Smartphone M20 sendiri memiliki profil yang tidak terlalu tebal meski dilengkapi dengan kapasitas baterai jumbo. tetapi saya merasa bobot yang diberikannya terasa tidak ringan, tetapi saya jamin kamu tidak akan pegal jiika membawanya hanya dengan satu tangan.

Bodinya memiliki tipe glossy sehingga sangat mudah terkena noda sidik jari. Meski demikian saya merasa bodi tersebut tidak licin ketika digunakan. Sensor sidik jari terletak di bagian belakang. Bentuk sensor ini terbilang cukup unik karena hampir rata dengan bodi belakang. Tetapi saya jamin kamu tidak akan merasa kesulitan mencari sensor tersebut meski tanpa melihatnya lantaran Samsung memberi pola berbeda antara sensor dan bodi.

Masih membahas bagian belakang. Kamera di bagian ini memiliki konfigurasi kamera ganda. Satu menggunakan sensor kamera beresolusi 13 MP dengan aperture f/1.9. Lalu kamera lainnya menggunakan sensor 5 MP dengan sudut pandang lebar 120 derajat agar memungkinkan memotret pemandangan yang lebih lebar. Cara mengalihkan antara kamera standar dan lebar dapat mengakses icon menu di atas tombol shutter.

Mode di kamera meliputi Panorama, Pro, Beauty, Live Focus, Auto, Stickers, dan Continuous Shot.

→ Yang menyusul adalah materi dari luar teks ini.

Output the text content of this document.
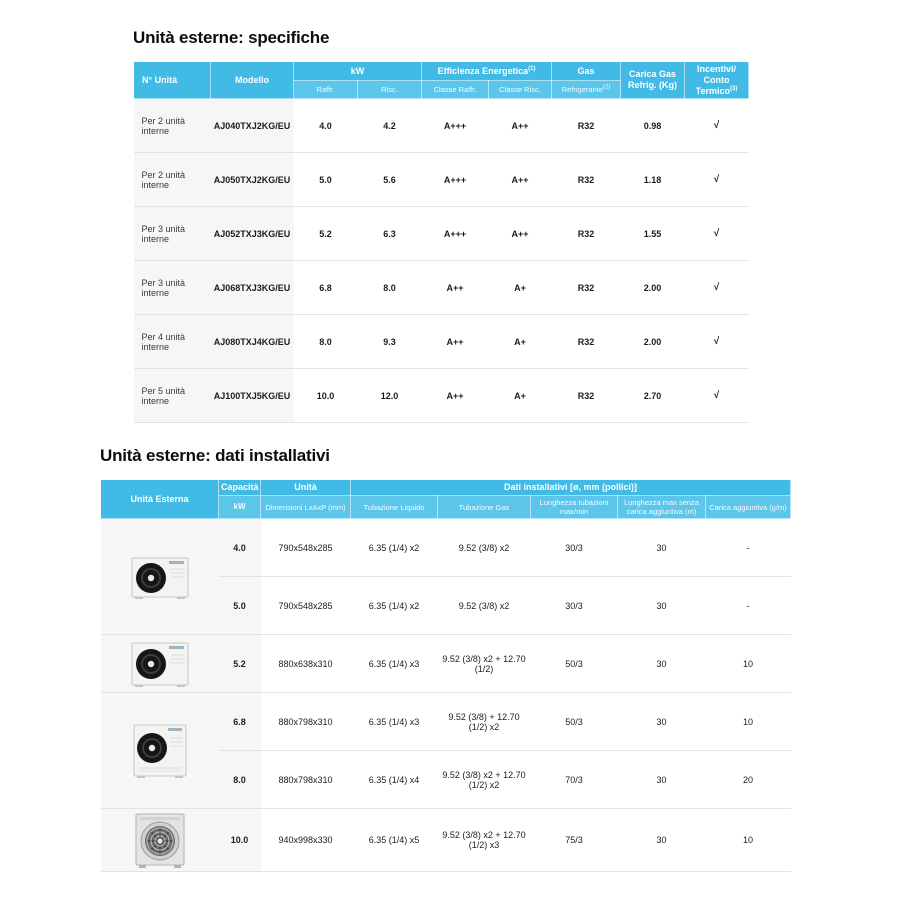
Unità esterne: specifiche
N° Unità	Modello	kW		Efficienza Energetica$^{(1)}$		Gas	Carica Gas
Refrig. (Kg)	Incentivi/
Conto Termico$^{(3)}$
		Raffr.	Risc.	Classe Raffr.	Classe Risc.	Refrigerante$^{(2)}$
Per 2 unità interne	AJ040TXJ2KG/EU	4.0	4.2	A+++	A++	R32	0.98	√
Per 2 unità interne	AJ050TXJ2KG/EU	5.0	5.6	A+++	A++	R32	1.18	√
Per 3 unità interne	AJ052TXJ3KG/EU	5.2	6.3	A+++	A++	R32	1.55	√
Per 3 unità interne	AJ068TXJ3KG/EU	6.8	8.0	A++	A+	R32	2.00	√
Per 4 unità interne	AJ080TXJ4KG/EU	8.0	9.3	A++	A+	R32	2.00	√
Per 5 unità interne	AJ100TXJ5KG/EU	10.0	12.0	A++	A+	R32	2.70	√
Unità esterne: dati installativi
Unità Esterna	Capacità	Unità	Dati installativi [ø, mm (pollici)]				
	kW	Dimensioni LxAxP (mm)	Tubazione Liquido	Tubazione Gas	Lunghezza tubazioni max/min	Lunghezza max senza carica aggiuntiva (m)	Carica aggiuntiva (g/m)

	4.0	790x548x285	6.35 (1/4) x2	9.52 (3/8) x2	30/3	30	-
	5.0	790x548x285	6.35 (1/4) x2	9.52 (3/8) x2	30/3	30	-

	5.2	880x638x310	6.35 (1/4) x3	9.52 (3/8) x2 + 12.70 (1/2)	50/3	30	10

	6.8	880x798x310	6.35 (1/4) x3	9.52 (3/8) + 12.70 (1/2) x2	50/3	30	10
	8.0	880x798x310	6.35 (1/4) x4	9.52 (3/8) x2 + 12.70 (1/2) x2	70/3	30	20

	10.0	940x998x330	6.35 (1/4) x5	9.52 (3/8) x2 + 12.70 (1/2) x3	75/3	30	10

Saya belum sempat menguji performa kamera M20. Tetapi saya sempat merasakan tidak ada shutter lag dan menjajal mode Continuous Shot dengan lancar. Kemungkinan performa tersebut bisa berubah ketika sudah terpasang berbagai macam aplikasi.

Galaxy M20

Layar yang digunakannya memiliki resolusi Full HD+ berukuran 6,3 inci. Samsung memberikan teknologi panel PLS TFT pada layar M20. Sebagai catatan, Plane Line Switching Thin Film Transistor (PLS TFT) merupakan teknologi panel layar eksklusif dari Samsung yang memiliki performa mirip dengan teknologi panal IPS. Oleh karena itu warna yang dihasilkan layar M20 terlihat cerah dan tetap stabil meski dilihat dari samping. Detil yang dihadirkan cukup baik tetapi tidak terlalu istimewa. Kebetulan saya melihat performa layar tersebut di dalam ruangan, sehingga saya tidak mengetahui seperti apa kinerja layar jika di bawah terik matahari. Sebagai catatan, lampu di dalam ruangan tidak terlalu terpantul ke layar M20 berkat kecerahannya yang lumayan tinggi.

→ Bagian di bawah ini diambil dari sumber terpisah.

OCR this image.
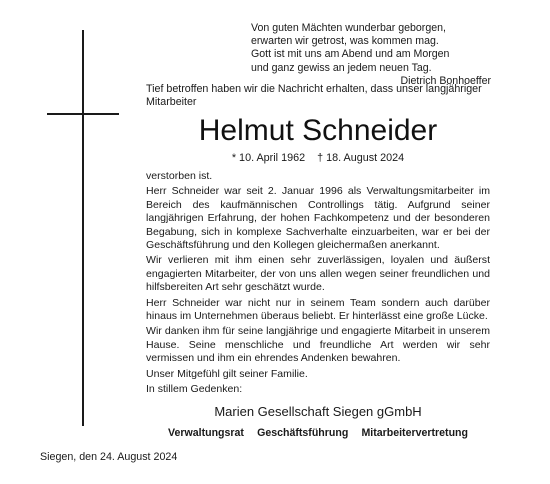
Von guten Mächten wunderbar geborgen,
erwarten wir getrost, was kommen mag.
Gott ist mit uns am Abend und am Morgen
und ganz gewiss an jedem neuen Tag.
Dietrich Bonhoeffer
Tief betroffen haben wir die Nachricht erhalten, dass unser langjähriger Mitarbeiter
Helmut Schneider
* 10. April 1962    † 18. August 2024

verstorben ist.

Herr Schneider war seit 2. Januar 1996 als Verwaltungsmitarbeiter im Bereich des kaufmännischen Controllings tätig. Aufgrund seiner langjährigen Erfahrung, der hohen Fachkompetenz und der besonderen Begabung, sich in komplexe Sachverhalte einzuarbeiten, war er bei der Geschäftsführung und den Kollegen gleichermaßen anerkannt.

Wir verlieren mit ihm einen sehr zuverlässigen, loyalen und äußerst engagierten Mitarbeiter, der von uns allen wegen seiner freundlichen und hilfsbereiten Art sehr geschätzt wurde.

Herr Schneider war nicht nur in seinem Team sondern auch darüber hinaus im Unternehmen überaus beliebt. Er hinterlässt eine große Lücke.

Wir danken ihm für seine langjährige und engagierte Mitarbeit in unserem Hause. Seine menschliche und freundliche Art werden wir sehr vermissen und ihm ein ehrendes Andenken bewahren.

Unser Mitgefühl gilt seiner Familie.

In stillem Gedenken:

Marien Gesellschaft Siegen gGmbH
Verwaltungsrat Geschäftsführung Mitarbeitervertretung
Siegen, den 24. August 2024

Galaxy M20 adalah smartphone pertama Samsung yang menggunakan notch. Notch ini berguna sebagai tempat kamera depan. Karena berukuran kecil, notch tersebut tidak terlalu menganggu. Berbicara kamera depan, Samsung membekalinya dengan sensor gambar beresolusi 8 MP.

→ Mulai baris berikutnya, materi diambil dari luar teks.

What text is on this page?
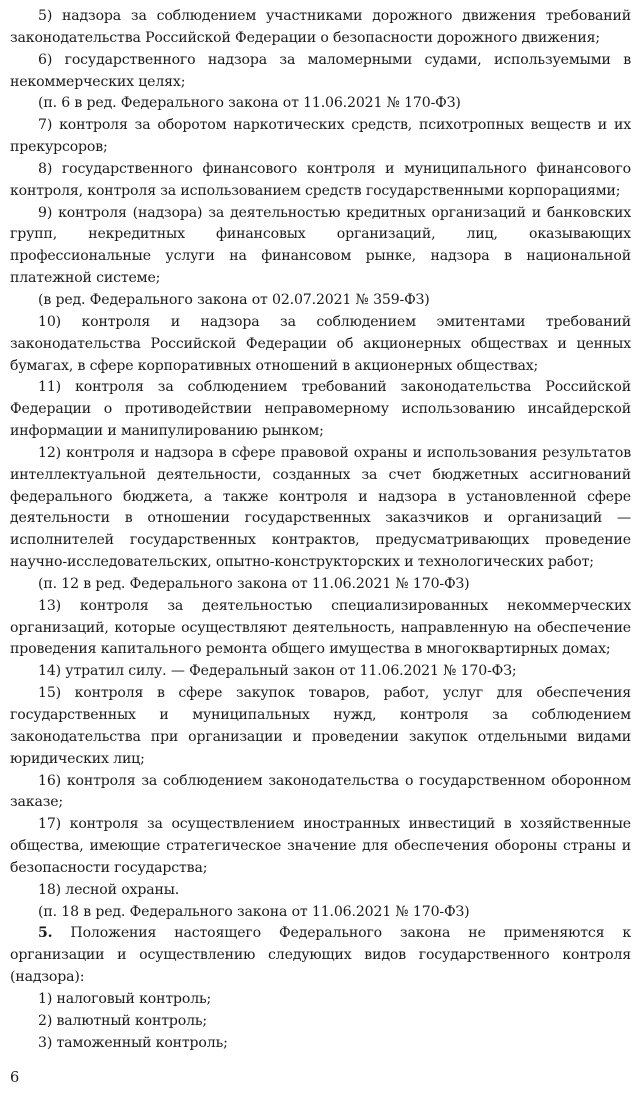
5) надзора за соблюдением участниками дорожного движения требований законодательства Российской Федерации о безопасности дорожного движения;

6) государственного надзора за маломерными судами, используемыми в некоммерческих целях;

(п. 6 в ред. Федерального закона от 11.06.2021 № 170-ФЗ)

7) контроля за оборотом наркотических средств, психотропных веществ и их прекурсоров;

8) государственного финансового контроля и муниципального финансового контроля, контроля за использованием средств государственными корпорациями;

9) контроля (надзора) за деятельностью кредитных организаций и банковских групп, некредитных финансовых организаций, лиц, оказывающих профессиональные услуги на финансовом рынке, надзора в национальной платежной системе;

(в ред. Федерального закона от 02.07.2021 № 359-ФЗ)

10) контроля и надзора за соблюдением эмитентами требований законодательства Российской Федерации об акционерных обществах и ценных бумагах, в сфере корпоративных отношений в акционерных обществах;

11) контроля за соблюдением требований законодательства Российской Федерации о противодействии неправомерному использованию инсайдерской информации и манипулированию рынком;

12) контроля и надзора в сфере правовой охраны и использования результатов интеллектуальной деятельности, созданных за счет бюджетных ассигнований федерального бюджета, а также контроля и надзора в установленной сфере деятельности в отношении государственных заказчиков и организаций — исполнителей государственных контрактов, предусматривающих проведение научно-исследовательских, опытно-конструкторских и технологических работ;

(п. 12 в ред. Федерального закона от 11.06.2021 № 170-ФЗ)

13) контроля за деятельностью специализированных некоммерческих организаций, которые осуществляют деятельность, направленную на обеспечение проведения капитального ремонта общего имущества в многоквартирных домах;

14) утратил силу. — Федеральный закон от 11.06.2021 № 170-ФЗ;

15) контроля в сфере закупок товаров, работ, услуг для обеспечения государственных и муниципальных нужд, контроля за соблюдением законодательства при организации и проведении закупок отдельными видами юридических лиц;

16) контроля за соблюдением законодательства о государственном оборонном заказе;

17) контроля за осуществлением иностранных инвестиций в хозяйственные общества, имеющие стратегическое значение для обеспечения обороны страны и безопасности государства;

18) лесной охраны.

(п. 18 в ред. Федерального закона от 11.06.2021 № 170-ФЗ)

5. Положения настоящего Федерального закона не применяются к организации и осуществлению следующих видов государственного контроля (надзора):

1) налоговый контроль;

2) валютный контроль;

3) таможенный контроль;

6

Hasil kamera depan berdasarkan pengalaman menjajal sebentar, muka saya terlihat mulus. Itu pun karena saya menjajalnya di tempat cukup terang maka detil yang disajikan cukup mumpuni dengan pendeteksi wajah yang cukup sensitif.

Hanya ada tiga tombol fisik yang menyertai M20. Seluruh tombol ini terletak di tepi sisi kanan yang mencakup tombol volume (+)/(-) dan tombol daya. Di sisi bawah ada port pengisian ulang baterai dan port jack 3,5 mm.

Itulah pengalaman saya selama mencicipi sebentar Galaxy M20. Oiya, harga yang dilempar untuk ponsel ini adalah Rp2.799.000.